In this case, we introduce the Spot feature of the SkyPilot framework, which is essential to make the Spot-VM usable for daily, resource-intensive batch jobs. Over the past five months, we have extensively utilized SkyPilot to manage Spot-VMs (Fig. 4), resulting in an estimated 5.7X cost savings compared to using on-demand VMs.

Besides, if the same computational work were to be executed on our on-prem HPC facilities (in-house server + Stampede2 Supercomputer at the Texas Advanced Computing Center), it would’ve taken approximately 15 months (wall time) to complete. The extended duration of on-prem HPC is attributed to various factors, which we will discuss in the subsequent section. Achieving a 3X wall time speed up is vital for the productivity and timely completion of large-scale projects, such as constructing a comprehensive mouse brain atlas.

Cost and wall time saving based on our five-month experience using spot-VM on GCP with SkyPilot
Figure 4. Cost and wall time saving based on our five-month experience using spot-VM on GCP with SkyPilot.

Why did we move to the cloud?

Prior to adopting cloud computing, we have utilized on-premises computational resources, as well as low-cost or complimentary high-performance computing (HPC) systems at supercomputer centers. However, after years of managing ever-expanding genomic datasets on-premises, we have encountered numerous constraints that are more effectively resolved through cloud-based solutions. In Table 1, we outline key factors that have influenced our increasing reliance on cloud computing, both now and in the foreseeable future.

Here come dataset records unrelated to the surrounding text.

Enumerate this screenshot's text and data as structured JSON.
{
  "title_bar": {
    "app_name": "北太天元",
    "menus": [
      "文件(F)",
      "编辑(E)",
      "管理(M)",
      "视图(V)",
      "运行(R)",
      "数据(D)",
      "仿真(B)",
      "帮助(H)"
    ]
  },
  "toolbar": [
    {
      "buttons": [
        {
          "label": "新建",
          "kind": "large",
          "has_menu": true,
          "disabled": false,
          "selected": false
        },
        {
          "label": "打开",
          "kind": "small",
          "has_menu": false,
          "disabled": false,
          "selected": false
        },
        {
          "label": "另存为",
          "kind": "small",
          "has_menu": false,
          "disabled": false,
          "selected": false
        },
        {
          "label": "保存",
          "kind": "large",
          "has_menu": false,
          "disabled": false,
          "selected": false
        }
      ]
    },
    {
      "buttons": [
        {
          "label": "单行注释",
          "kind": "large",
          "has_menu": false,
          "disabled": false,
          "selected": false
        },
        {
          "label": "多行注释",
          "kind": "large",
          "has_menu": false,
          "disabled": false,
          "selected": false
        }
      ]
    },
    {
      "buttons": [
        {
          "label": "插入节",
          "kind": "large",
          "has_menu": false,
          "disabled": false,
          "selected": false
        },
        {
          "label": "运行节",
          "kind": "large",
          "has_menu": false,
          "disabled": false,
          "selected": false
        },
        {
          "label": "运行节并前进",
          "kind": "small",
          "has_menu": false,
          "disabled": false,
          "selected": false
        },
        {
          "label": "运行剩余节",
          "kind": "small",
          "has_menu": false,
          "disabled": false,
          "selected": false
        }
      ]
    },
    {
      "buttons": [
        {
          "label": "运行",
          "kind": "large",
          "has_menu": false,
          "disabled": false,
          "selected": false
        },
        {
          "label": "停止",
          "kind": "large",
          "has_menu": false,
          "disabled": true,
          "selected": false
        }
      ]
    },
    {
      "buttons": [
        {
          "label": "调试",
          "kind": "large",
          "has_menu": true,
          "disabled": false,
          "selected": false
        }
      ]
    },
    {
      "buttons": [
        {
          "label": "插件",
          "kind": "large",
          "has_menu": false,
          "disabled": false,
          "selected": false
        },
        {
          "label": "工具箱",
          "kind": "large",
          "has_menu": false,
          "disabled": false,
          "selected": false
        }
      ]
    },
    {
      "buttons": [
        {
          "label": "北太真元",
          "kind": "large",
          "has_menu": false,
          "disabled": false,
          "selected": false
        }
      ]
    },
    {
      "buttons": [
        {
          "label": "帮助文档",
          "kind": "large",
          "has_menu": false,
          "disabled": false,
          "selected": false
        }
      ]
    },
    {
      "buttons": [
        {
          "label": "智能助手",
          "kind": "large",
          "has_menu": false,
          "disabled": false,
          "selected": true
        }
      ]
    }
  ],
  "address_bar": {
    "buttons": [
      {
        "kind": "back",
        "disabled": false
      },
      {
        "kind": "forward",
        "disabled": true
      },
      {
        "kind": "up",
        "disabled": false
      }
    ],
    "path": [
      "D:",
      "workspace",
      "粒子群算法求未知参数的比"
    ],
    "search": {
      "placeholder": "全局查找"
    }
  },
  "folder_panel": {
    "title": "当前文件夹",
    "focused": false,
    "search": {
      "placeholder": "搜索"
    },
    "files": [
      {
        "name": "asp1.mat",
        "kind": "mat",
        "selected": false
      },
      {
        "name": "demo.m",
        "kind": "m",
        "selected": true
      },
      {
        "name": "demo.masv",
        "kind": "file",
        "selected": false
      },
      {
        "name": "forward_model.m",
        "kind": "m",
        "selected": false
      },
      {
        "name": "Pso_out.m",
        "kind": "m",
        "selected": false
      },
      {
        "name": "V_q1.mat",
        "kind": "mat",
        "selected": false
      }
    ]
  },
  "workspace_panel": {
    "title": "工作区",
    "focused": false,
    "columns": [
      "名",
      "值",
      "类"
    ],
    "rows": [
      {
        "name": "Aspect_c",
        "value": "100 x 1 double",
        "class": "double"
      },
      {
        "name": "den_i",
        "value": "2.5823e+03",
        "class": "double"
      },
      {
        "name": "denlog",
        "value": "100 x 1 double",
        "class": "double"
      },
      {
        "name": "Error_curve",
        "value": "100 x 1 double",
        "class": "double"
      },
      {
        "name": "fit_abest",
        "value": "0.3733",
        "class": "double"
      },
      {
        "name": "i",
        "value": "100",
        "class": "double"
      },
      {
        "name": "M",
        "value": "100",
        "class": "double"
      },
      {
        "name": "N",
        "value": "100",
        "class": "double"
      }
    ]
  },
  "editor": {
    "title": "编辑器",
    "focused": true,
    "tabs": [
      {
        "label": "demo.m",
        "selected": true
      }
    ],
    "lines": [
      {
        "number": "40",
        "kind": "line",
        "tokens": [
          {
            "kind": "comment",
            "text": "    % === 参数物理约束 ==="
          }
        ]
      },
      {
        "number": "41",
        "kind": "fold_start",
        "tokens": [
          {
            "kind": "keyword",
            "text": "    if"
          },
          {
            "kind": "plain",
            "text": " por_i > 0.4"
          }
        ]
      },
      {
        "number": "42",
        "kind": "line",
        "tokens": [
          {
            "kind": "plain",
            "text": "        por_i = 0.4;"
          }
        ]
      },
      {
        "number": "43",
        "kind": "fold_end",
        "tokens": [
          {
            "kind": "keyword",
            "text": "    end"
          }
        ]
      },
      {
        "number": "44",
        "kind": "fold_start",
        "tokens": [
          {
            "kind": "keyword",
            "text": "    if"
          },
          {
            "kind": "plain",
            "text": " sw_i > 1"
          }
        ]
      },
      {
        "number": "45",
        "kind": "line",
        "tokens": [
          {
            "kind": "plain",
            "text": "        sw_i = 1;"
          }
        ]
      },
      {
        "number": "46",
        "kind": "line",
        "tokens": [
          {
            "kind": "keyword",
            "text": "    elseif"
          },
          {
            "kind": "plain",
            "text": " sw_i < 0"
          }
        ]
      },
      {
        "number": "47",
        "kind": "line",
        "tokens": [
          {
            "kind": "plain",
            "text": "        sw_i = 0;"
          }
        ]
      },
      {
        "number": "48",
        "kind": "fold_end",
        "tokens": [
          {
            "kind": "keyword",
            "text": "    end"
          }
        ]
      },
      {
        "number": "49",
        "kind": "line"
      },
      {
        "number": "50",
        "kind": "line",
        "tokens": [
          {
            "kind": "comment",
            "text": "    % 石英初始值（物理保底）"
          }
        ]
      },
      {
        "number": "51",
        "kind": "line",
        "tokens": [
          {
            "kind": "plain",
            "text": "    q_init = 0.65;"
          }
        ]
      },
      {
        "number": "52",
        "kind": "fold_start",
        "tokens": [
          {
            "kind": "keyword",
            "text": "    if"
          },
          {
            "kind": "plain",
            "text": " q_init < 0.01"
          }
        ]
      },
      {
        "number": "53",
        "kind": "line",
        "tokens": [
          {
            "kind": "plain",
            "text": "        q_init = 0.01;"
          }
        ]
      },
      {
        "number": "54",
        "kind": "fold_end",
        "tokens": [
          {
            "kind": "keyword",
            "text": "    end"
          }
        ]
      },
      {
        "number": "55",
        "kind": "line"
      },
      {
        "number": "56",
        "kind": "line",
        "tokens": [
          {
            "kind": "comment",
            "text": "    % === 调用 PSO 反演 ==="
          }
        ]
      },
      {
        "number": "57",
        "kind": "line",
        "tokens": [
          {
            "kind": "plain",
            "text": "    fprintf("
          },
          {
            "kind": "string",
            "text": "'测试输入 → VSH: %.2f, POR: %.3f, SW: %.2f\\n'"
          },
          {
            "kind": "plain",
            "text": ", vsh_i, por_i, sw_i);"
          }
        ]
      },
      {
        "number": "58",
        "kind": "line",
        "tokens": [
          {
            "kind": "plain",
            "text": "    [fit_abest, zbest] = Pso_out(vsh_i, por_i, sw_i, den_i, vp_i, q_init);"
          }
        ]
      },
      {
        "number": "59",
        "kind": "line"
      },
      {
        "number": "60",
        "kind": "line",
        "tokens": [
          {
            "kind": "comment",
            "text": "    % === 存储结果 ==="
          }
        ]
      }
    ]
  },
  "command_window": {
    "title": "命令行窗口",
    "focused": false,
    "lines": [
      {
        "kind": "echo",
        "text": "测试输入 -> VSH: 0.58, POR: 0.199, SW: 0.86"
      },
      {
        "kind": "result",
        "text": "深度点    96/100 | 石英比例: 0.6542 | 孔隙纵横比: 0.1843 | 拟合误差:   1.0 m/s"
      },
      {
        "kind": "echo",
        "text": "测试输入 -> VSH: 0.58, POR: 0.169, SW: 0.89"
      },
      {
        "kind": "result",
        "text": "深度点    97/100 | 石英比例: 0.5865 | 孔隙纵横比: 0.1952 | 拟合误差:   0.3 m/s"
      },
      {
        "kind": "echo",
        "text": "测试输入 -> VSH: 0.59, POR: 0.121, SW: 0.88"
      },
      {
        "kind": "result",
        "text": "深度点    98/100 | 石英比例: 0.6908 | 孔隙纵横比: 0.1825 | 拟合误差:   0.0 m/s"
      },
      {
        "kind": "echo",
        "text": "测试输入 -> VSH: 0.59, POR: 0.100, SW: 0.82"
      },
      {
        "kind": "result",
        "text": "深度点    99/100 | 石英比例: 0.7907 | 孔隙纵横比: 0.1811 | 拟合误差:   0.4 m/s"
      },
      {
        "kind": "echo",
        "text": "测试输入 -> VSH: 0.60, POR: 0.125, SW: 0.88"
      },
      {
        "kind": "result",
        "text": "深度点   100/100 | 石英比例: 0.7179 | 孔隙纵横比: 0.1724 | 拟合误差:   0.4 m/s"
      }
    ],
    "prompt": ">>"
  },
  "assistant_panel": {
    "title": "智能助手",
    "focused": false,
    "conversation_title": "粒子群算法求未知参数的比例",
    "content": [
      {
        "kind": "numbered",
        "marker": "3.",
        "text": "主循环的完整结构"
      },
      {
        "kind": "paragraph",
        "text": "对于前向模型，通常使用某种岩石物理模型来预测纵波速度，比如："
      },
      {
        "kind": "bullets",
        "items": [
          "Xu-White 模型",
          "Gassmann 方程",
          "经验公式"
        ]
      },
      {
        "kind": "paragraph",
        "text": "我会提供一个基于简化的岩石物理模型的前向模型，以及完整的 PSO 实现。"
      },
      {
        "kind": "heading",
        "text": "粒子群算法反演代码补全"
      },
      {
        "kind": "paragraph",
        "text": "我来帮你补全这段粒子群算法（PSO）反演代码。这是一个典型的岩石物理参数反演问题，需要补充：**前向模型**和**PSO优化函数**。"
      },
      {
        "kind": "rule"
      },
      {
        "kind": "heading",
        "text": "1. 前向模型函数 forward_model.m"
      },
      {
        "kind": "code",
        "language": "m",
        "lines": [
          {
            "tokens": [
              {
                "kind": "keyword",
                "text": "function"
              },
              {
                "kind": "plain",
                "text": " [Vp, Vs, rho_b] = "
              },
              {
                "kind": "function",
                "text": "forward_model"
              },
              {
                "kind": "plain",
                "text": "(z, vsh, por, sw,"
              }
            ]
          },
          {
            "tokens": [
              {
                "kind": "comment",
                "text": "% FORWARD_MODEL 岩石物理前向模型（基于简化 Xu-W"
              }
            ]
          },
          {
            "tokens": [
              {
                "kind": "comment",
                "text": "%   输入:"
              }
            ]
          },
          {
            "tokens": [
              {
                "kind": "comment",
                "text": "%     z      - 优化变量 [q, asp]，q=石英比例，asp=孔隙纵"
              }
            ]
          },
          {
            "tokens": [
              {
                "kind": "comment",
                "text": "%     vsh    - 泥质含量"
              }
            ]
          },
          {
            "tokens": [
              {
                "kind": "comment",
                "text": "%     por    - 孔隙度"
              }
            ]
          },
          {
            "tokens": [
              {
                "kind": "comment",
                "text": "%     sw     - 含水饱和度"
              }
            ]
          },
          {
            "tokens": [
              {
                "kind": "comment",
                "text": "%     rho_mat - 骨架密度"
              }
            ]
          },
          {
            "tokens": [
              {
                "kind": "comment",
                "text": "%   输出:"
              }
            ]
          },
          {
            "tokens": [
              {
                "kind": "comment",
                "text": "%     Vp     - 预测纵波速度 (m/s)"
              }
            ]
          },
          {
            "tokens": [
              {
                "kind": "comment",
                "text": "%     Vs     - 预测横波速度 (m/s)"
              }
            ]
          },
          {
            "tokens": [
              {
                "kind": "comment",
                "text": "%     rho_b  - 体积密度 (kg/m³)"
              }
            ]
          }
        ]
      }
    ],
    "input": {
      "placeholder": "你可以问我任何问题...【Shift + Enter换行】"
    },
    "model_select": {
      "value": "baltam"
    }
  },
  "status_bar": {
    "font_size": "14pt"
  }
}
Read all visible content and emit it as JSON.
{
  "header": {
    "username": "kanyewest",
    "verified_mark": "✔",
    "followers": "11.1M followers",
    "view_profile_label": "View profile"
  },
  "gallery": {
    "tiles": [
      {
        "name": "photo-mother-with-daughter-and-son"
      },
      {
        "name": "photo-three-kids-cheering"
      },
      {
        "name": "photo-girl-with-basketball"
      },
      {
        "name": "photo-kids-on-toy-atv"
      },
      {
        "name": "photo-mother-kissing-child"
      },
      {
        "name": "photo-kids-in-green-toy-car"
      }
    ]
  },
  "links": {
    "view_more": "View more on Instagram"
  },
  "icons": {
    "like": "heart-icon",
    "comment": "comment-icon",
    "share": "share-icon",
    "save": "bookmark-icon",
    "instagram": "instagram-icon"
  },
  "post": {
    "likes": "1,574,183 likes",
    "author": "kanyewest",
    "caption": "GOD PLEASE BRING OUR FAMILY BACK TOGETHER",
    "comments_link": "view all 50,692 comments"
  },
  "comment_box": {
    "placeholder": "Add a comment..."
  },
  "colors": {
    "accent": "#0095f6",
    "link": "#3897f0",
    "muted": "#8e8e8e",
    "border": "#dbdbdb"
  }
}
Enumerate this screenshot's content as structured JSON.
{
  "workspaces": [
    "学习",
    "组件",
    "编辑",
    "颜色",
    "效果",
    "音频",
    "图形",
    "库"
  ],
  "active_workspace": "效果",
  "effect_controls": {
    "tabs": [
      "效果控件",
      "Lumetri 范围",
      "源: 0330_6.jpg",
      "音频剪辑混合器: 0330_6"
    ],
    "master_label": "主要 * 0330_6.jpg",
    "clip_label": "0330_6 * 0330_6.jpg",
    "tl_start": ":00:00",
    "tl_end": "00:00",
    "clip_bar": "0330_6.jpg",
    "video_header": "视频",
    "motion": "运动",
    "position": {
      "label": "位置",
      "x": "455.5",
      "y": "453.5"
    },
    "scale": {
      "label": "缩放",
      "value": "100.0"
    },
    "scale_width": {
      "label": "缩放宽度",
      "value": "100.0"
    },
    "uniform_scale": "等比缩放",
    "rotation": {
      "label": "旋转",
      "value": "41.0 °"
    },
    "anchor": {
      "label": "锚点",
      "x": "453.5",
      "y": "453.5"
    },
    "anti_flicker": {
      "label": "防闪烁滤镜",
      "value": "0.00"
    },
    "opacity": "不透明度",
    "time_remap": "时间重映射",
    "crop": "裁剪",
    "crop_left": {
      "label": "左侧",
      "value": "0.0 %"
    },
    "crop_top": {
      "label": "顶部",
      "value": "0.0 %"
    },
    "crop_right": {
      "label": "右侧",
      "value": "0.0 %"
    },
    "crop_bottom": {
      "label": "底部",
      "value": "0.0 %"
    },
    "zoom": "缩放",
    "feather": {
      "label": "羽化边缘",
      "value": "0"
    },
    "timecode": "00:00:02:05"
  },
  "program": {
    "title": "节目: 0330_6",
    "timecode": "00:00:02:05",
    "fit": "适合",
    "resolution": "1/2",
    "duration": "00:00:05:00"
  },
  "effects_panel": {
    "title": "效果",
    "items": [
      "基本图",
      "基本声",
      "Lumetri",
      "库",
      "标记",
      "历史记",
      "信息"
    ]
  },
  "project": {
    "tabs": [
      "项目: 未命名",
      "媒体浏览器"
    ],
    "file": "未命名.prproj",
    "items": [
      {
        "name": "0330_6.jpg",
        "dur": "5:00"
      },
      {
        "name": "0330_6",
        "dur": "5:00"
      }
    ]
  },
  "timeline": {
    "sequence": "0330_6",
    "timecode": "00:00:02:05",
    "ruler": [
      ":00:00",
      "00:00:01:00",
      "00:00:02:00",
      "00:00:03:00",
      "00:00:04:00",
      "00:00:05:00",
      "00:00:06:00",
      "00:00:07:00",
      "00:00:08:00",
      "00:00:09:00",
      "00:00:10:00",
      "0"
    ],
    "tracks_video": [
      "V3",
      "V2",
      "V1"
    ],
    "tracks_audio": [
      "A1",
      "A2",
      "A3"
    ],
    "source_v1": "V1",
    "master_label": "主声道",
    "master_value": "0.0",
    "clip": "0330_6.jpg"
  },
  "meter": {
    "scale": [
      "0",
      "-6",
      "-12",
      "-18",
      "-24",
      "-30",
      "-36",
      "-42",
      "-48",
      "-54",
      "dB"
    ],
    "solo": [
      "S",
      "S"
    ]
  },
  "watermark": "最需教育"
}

Table 1. A comparison between on-prem and cloud environment

What does SkyPilot bring to bioinformaticians?

SkyPilot is a versatile framework for running any jobs on any cloud. As bioinformaticians, we particularly appreciate this framework for two primary reasons:

  1. Cost-effectiveness: SkyPilot is engineered to optimize cloud computing expenses.
  2. Time-efficiency: The framework enables seamless access to extensive cloud resources, requiring minimal learning time.

The field of bioinformatics is poised for a rapid expansion in data volume and computational requirements in the years to come. For instance, upon the completion of our mouse brain atlas projects, the next phase of the NIH BRAIN Initiative aims to support the development of a human brain atlas. Even if you are not generating massive datasets yourself, it is highly likely that you will require substantial computational power to effectively address your research questions using these extensive reference atlases.

As such, do not hesitate to harness the power of SkyPilot and cloud platforms for your most demanding computational tasks today!